The lights in the bus seem too bright and someone has a serious flatulence problem. Pop a Beano already, Jesus Christ. If it wouldn’t make me late, I’d get off at the next stop and walk the rest of the way. Unfortunately, I can’t afford to be late and so I endure it by pulling my shirt up over my nose. I really need to start saving up for a car.
Emily meets me at the coffee shop. She usually spends my shifts sitting at the bar, keeping me company and getting discount caffeine. I feel hungover and yet I haven’t had a drop to drink in weeks. Normally I make small talk with my morning customers on their way out to work, but this morning I don’t seem to have the patience for anyone. I’m even getting annoyed with Emily as she talks non-stop after several cups of coffee, which I normally find kind of funny.
“What’s wrong with you?” she asks. “Your face is pale green.”
If she can tell, it must be bad. “I think I have a stomach bug. I should probably go home. The smell of coffee is making it worse.”
Emily stands so suddenly it makes my head spin. She makes wide, dramatic circular motions with her hands. “Oh my god,” she says.
“What?”
“Oh my god.”
“Just tell me already, you’re stressing me out. What’re you oh-my-godding about?”
She hesitates a moment longer before saying, “You’re pregnant.”
My hand freezes in mid-air as I’m handing a customer his extra-large peach tea. “What? No I’m not. I just had my period …” I quickly do the math in my head and suddenly my stomach drops. “… six weeks ago.”
Shit.
I’d meant to get to the pharmacy several times, but kept forgetting until after Paul and I had sex. I kept thinking I had plenty of time and told myself each day, I’d make it there eventually. But it seems I may have run out of time.
I break out into a cold sweat.
“Miss, my tea,” the man says.
I shake my head, snapping out of my reverie. “Oh, sorry,” I say and hand it to him.
“We’re going to the pharmacy,” Emily says.
I leave work early. I just can’t do the coffee smell any longer. Seeing the green hue of my skin, my boss happily lets me go home. But I don’t go home. Emily and I go straight to the pharmacy and pick up three reliable brands of pregnancy tests.
If I’m actually pregnant, I have no idea how I’m going to tell Paul.
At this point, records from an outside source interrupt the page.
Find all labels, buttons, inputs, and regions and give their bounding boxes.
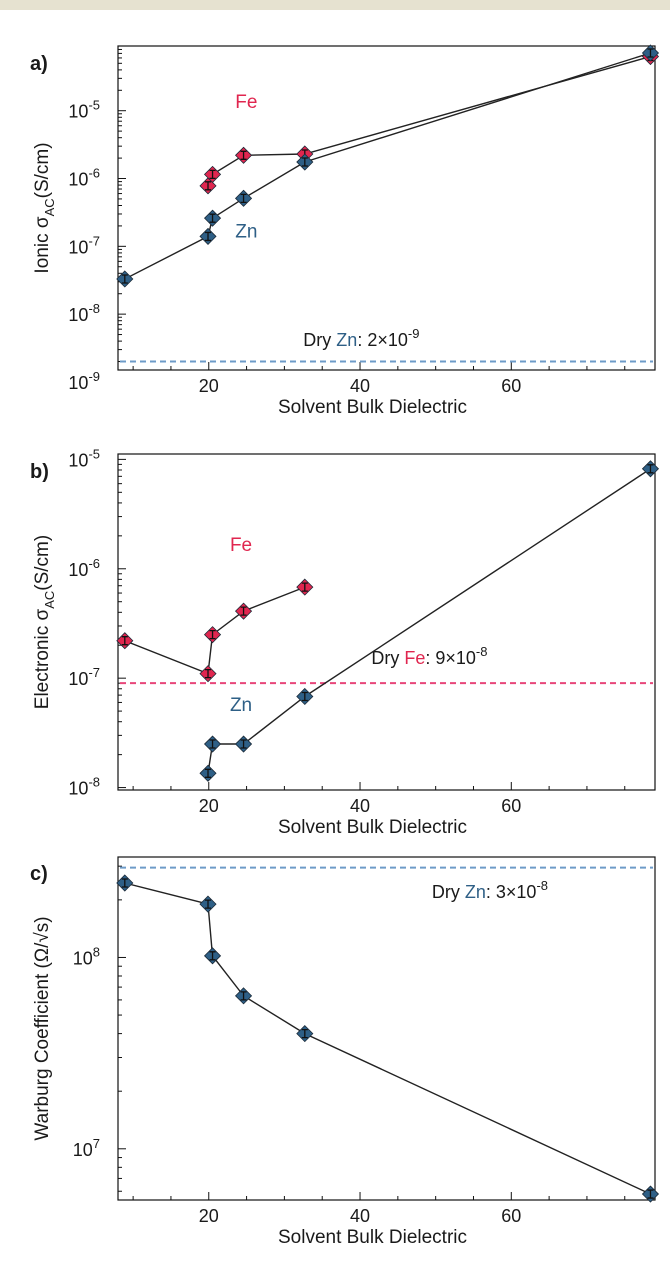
x-tick-label: 60 bbox=[501, 1206, 521, 1226]
y-tick-label: 10-7 bbox=[68, 233, 100, 257]
x-axis-label: Solvent Bulk Dielectric bbox=[278, 817, 467, 838]
error-bar bbox=[240, 991, 247, 1001]
x-tick-label: 20 bbox=[199, 796, 219, 816]
series-line-zn bbox=[124, 882, 651, 1195]
y-tick-label: 10-8 bbox=[68, 775, 100, 799]
y-tick-label: 10-6 bbox=[68, 556, 100, 580]
error-bar bbox=[301, 582, 308, 592]
x-tick-label: 40 bbox=[350, 376, 370, 396]
plot-frame bbox=[117, 856, 656, 1201]
error-bar bbox=[240, 606, 247, 616]
series-label-zn: Zn bbox=[230, 695, 252, 716]
x-axis-label: Solvent Bulk Dielectric bbox=[278, 1227, 467, 1248]
x-tick-label: 20 bbox=[199, 1206, 219, 1226]
reference-label: Dry Zn: 3×10-8 bbox=[432, 878, 548, 902]
error-bar bbox=[205, 768, 212, 778]
error-bar bbox=[209, 739, 216, 749]
chart-panel-2: 20 40 60 10-8 10-7 10-6 10-5 Solvent Bulk Diele… bbox=[30, 446, 660, 838]
x-tick-label: 20 bbox=[199, 376, 219, 396]
x-tick-label: 40 bbox=[350, 1206, 370, 1226]
error-bar bbox=[209, 169, 216, 180]
error-bar bbox=[121, 636, 128, 646]
error-bar bbox=[209, 213, 216, 223]
x-tick-label: 60 bbox=[501, 796, 521, 816]
top-accent-bar bbox=[0, 0, 670, 10]
y-tick-label: 10-7 bbox=[68, 665, 100, 689]
error-bar bbox=[205, 668, 212, 679]
y-tick-label: 107 bbox=[73, 1136, 100, 1160]
y-axis-label: Warburg Coefficient (Ω/√s) bbox=[32, 916, 53, 1140]
y-tick-label: 10-6 bbox=[68, 166, 100, 190]
error-bar bbox=[301, 1028, 308, 1039]
error-bar bbox=[647, 464, 654, 474]
y-tick-label: 10-8 bbox=[68, 301, 100, 325]
error-bar bbox=[647, 48, 654, 58]
error-bar bbox=[240, 150, 247, 160]
x-tick-label: 60 bbox=[501, 376, 521, 396]
error-bar bbox=[205, 181, 212, 191]
chart-panel-1: 20 40 60 10-9 10-8 10-7 10-6 10-5 Solvent Bulk D… bbox=[30, 44, 660, 418]
error-bar bbox=[121, 878, 128, 888]
y-tick-label: 10-9 bbox=[68, 369, 100, 393]
y-axis-label: Ionic σAC(S/cm) bbox=[32, 142, 57, 273]
error-bar bbox=[121, 274, 128, 284]
y-tick-label: 108 bbox=[73, 944, 100, 968]
series-line-fe bbox=[207, 55, 651, 187]
plot-frame bbox=[117, 45, 656, 371]
series-label-fe: Fe bbox=[235, 92, 257, 113]
series-label-zn: Zn bbox=[235, 221, 257, 242]
series-line-zn bbox=[207, 468, 651, 774]
plot-frame bbox=[117, 453, 656, 791]
x-tick-label: 40 bbox=[350, 796, 370, 816]
panel-letter: b) bbox=[30, 461, 49, 483]
error-bar bbox=[240, 193, 247, 203]
chart-panel-3: 20 40 60 107 108 Solvent Bulk Dielectric Warbu… bbox=[30, 856, 660, 1248]
error-bar bbox=[301, 157, 308, 167]
y-tick-label: 10-5 bbox=[68, 98, 100, 122]
error-bar bbox=[647, 1189, 654, 1199]
error-bar bbox=[240, 739, 247, 749]
error-bar bbox=[209, 629, 216, 640]
series-line-zn bbox=[124, 52, 651, 280]
error-bar bbox=[209, 951, 216, 961]
series-label-fe: Fe bbox=[230, 535, 252, 556]
error-bar bbox=[205, 231, 212, 242]
panel-letter: c) bbox=[30, 863, 48, 885]
error-bar bbox=[301, 691, 308, 702]
y-axis-label: Electronic σAC(S/cm) bbox=[32, 535, 57, 709]
x-axis-label: Solvent Bulk Dielectric bbox=[278, 397, 467, 418]
panel-letter: a) bbox=[30, 53, 48, 75]
error-bar bbox=[205, 899, 212, 909]
reference-label: Dry Fe: 9×10-8 bbox=[371, 644, 487, 668]
y-tick-label: 10-5 bbox=[68, 446, 100, 470]
reference-label: Dry Zn: 2×10-9 bbox=[303, 326, 419, 350]
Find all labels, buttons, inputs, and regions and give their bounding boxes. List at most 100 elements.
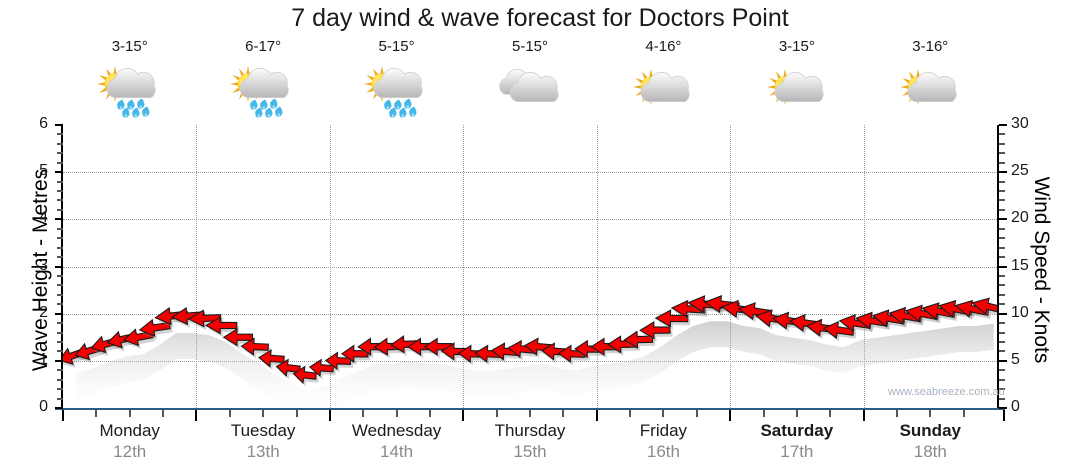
right-axis-tick bbox=[999, 246, 1005, 249]
day-name: Sunday bbox=[899, 421, 961, 440]
wind-arrow bbox=[308, 358, 336, 380]
right-axis-tick bbox=[999, 133, 1005, 136]
bottom-axis-tick bbox=[929, 410, 932, 417]
left-axis-tick-label: 4 bbox=[39, 209, 48, 227]
right-axis-tick bbox=[999, 350, 1005, 353]
day-label-sunday[interactable]: Sunday 18th bbox=[861, 420, 999, 462]
day-temperature-range: 5-15° bbox=[378, 38, 415, 55]
bottom-axis-tick bbox=[729, 410, 732, 421]
wind-arrow bbox=[971, 297, 997, 318]
day-temperature-range: 3-16° bbox=[912, 38, 949, 55]
left-axis-tick bbox=[57, 378, 63, 381]
right-axis-tick bbox=[999, 265, 1007, 268]
day-label-tuesday[interactable]: Tuesday 13th bbox=[194, 420, 332, 462]
left-axis-tick bbox=[57, 246, 63, 249]
left-axis-tick bbox=[55, 407, 63, 409]
right-axis-tick bbox=[999, 199, 1005, 202]
right-axis-tick-label: 30 bbox=[1011, 115, 1029, 132]
day-divider-gridline bbox=[863, 125, 865, 408]
watermark: www.seabreeze.com.au bbox=[888, 386, 1005, 398]
right-axis-tick bbox=[999, 152, 1005, 155]
right-axis-tick bbox=[999, 388, 1005, 391]
left-axis-tick bbox=[57, 284, 63, 287]
bottom-axis-tick bbox=[762, 410, 765, 417]
left-axis-tick bbox=[57, 180, 63, 183]
left-axis-tick bbox=[55, 265, 63, 268]
bottom-axis-tick bbox=[62, 410, 64, 421]
day-temperature-range: 6-17° bbox=[245, 38, 282, 55]
right-axis-tick bbox=[999, 161, 1005, 164]
right-axis-tick bbox=[999, 284, 1005, 287]
day-date: 12th bbox=[113, 442, 147, 461]
wind-arrow bbox=[324, 351, 354, 373]
left-axis-tick-label: 5 bbox=[39, 162, 48, 180]
left-axis-tick bbox=[57, 133, 63, 136]
day-date: 15th bbox=[513, 442, 547, 461]
left-axis-tick bbox=[57, 369, 63, 372]
left-axis-tick bbox=[57, 142, 63, 145]
day-divider-gridline bbox=[463, 125, 465, 408]
sun-cloud-rain-icon bbox=[222, 62, 304, 120]
bottom-axis-tick bbox=[895, 410, 898, 417]
horizontal-gridline bbox=[63, 360, 997, 362]
day-temperature-range: 3-15° bbox=[778, 38, 815, 55]
day-name: Thursday bbox=[494, 421, 566, 440]
left-axis-tick bbox=[57, 199, 63, 202]
right-axis-tick bbox=[999, 124, 1007, 126]
right-axis-tick-label: 0 bbox=[1011, 398, 1020, 415]
wind-arrow bbox=[670, 299, 708, 321]
day-date: 13th bbox=[246, 442, 280, 461]
day-label-saturday[interactable]: Saturday 17th bbox=[728, 420, 866, 462]
right-axis-tick bbox=[999, 227, 1005, 230]
wind-arrow bbox=[822, 321, 857, 342]
day-label-thursday[interactable]: Thursday 15th bbox=[461, 420, 599, 462]
right-axis-tick bbox=[999, 340, 1005, 343]
sun-cloud-rain-icon bbox=[356, 62, 438, 120]
wind-arrow bbox=[292, 365, 319, 387]
day-header-sunday: 3-16° bbox=[861, 38, 999, 120]
wind-arrow bbox=[838, 313, 874, 335]
right-axis-tick bbox=[999, 369, 1005, 372]
right-axis-tick bbox=[999, 303, 1005, 306]
right-axis-tick-label: 5 bbox=[1011, 350, 1020, 368]
bottom-axis-tick bbox=[495, 410, 498, 417]
day-header-tuesday: 6-17° bbox=[194, 38, 332, 120]
left-axis-tick bbox=[57, 340, 63, 343]
day-divider-gridline bbox=[196, 125, 198, 408]
left-axis-tick bbox=[57, 208, 63, 211]
day-label-wednesday[interactable]: Wednesday 14th bbox=[328, 420, 466, 462]
bottom-axis-tick bbox=[295, 410, 298, 417]
horizontal-gridline bbox=[63, 313, 997, 315]
right-axis-tick bbox=[999, 142, 1005, 145]
right-axis-tick-label: 15 bbox=[1011, 256, 1029, 274]
day-temperature-range: 5-15° bbox=[511, 38, 549, 55]
bottom-axis-tick bbox=[829, 410, 832, 417]
left-axis-tick bbox=[55, 359, 63, 362]
wind-arrow bbox=[904, 304, 941, 325]
bottom-axis-tick bbox=[228, 410, 231, 417]
day-date: 16th bbox=[646, 442, 680, 461]
day-label-monday[interactable]: Monday 12th bbox=[61, 420, 199, 462]
day-temperature-range: 4-16° bbox=[645, 38, 682, 55]
left-axis-tick bbox=[57, 190, 63, 193]
left-axis-tick bbox=[57, 227, 63, 230]
left-axis-tick-label: 0 bbox=[39, 398, 48, 415]
left-axis-tick bbox=[57, 388, 63, 391]
bottom-axis-tick bbox=[629, 410, 632, 417]
day-label-friday[interactable]: Friday 16th bbox=[594, 420, 732, 462]
bottom-axis-tick bbox=[562, 410, 565, 417]
day-name: Saturday bbox=[760, 421, 834, 440]
bottom-axis-tick bbox=[962, 410, 965, 417]
day-name: Friday bbox=[639, 421, 688, 440]
bottom-axis-tick bbox=[529, 410, 531, 417]
right-axis-tick bbox=[999, 171, 1007, 174]
left-axis-tick bbox=[57, 322, 63, 325]
day-date: 14th bbox=[380, 442, 414, 461]
right-axis-tick bbox=[999, 208, 1005, 211]
right-axis-tick bbox=[999, 218, 1007, 221]
wind-arrow bbox=[855, 311, 891, 333]
wind-arrow bbox=[954, 299, 992, 321]
wind-arrow bbox=[258, 349, 287, 371]
left-axis-tick-label: 2 bbox=[39, 303, 48, 321]
wind-arrow bbox=[871, 309, 908, 330]
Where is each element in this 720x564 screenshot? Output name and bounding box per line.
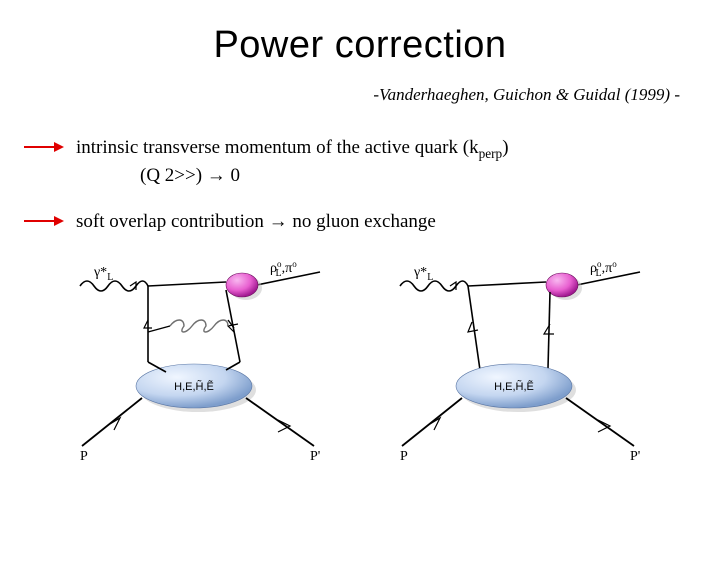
proton-in-label: P [400,449,408,462]
proton-out-label: P' [630,449,640,462]
meson-blob [546,273,578,297]
page-title: Power correction [0,24,720,67]
gluon-line [170,320,228,332]
diagram-row: γ*L ρoL,πo H,E,H̃,Ẽ [0,262,720,462]
bullet-1: intrinsic transverse momentum of the act… [24,135,680,163]
proton-in-line [82,398,142,446]
gpd-blob-label: H,E,H̃,Ẽ [494,380,534,393]
proton-in-line [402,398,462,446]
feynman-diagram-left: γ*L ρoL,πo H,E,H̃,Ẽ [70,262,330,462]
bullet-2-text: soft overlap contribution → no gluon exc… [76,209,436,235]
proton-out-label: P' [310,449,320,462]
photon-line [80,281,148,291]
feynman-diagram-right: γ*L ρoL,πo H,E,H̃,Ẽ P P' [390,262,650,462]
meson-blob [226,273,258,297]
bullet-2: soft overlap contribution → no gluon exc… [24,209,680,235]
gpd-blob-label: H,E,H̃,Ẽ [174,380,214,393]
bullet-arrow-icon [24,141,64,153]
proton-out-line [566,398,634,446]
bullet-1-pre: intrinsic transverse momentum of the act… [76,137,479,158]
citation-text: -Vanderhaeghen, Guichon & Guidal (1999) … [0,85,720,105]
bullet-arrow-icon [24,215,64,227]
photon-line [400,281,468,291]
bullet-1-text: intrinsic transverse momentum of the act… [76,135,509,163]
proton-in-label: P [80,449,88,462]
bullet-1-sub: perp [479,146,503,161]
photon-label: γ*L [93,265,113,283]
bullet-1-post: ) [502,137,508,158]
proton-out-line [246,398,314,446]
meson-label: ρoL,πo [590,262,617,279]
bullet-1-line2: (Q 2>>) → 0 [140,165,720,187]
photon-label: γ*L [413,265,433,283]
meson-label: ρoL,πo [270,262,297,279]
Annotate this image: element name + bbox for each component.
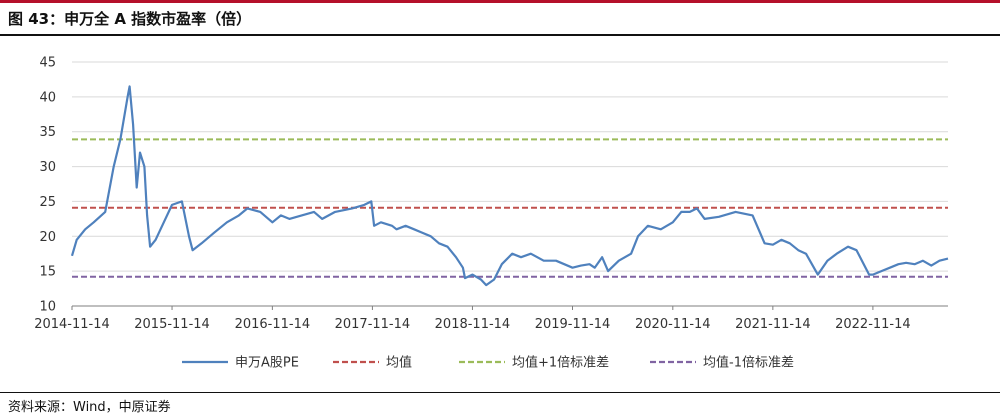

I don’t know if I could take him flying off the handle, or blame me for not using birth control. Although he didn’t do anything about it either. What the hell was I thinking? —Oh, right, I wasn’t. Not about that anyway. I was too worried about eye-crossing orgasms. Remember when I said Emily was a better adult than I was? These are the sorts of things I was talking about.
My thoughts are on a Tilt-a-Whirl, spinning through my head until I’m dizzy: If I’m pregnant what would that mean for me and Paul? What about graduating? I’m so close! No matter what, I’m finishing and getting my degree. And my parents. Jesus, they’re going to kill me.
We stop at a gas station because I’m too impatient to wait long enough to get to my apartment to see the test results. We have to step through a puddle of beer-vomit and over a homeless man lying on the pavement singing drunkenly to get into the bathroom, but I don’t even care right now.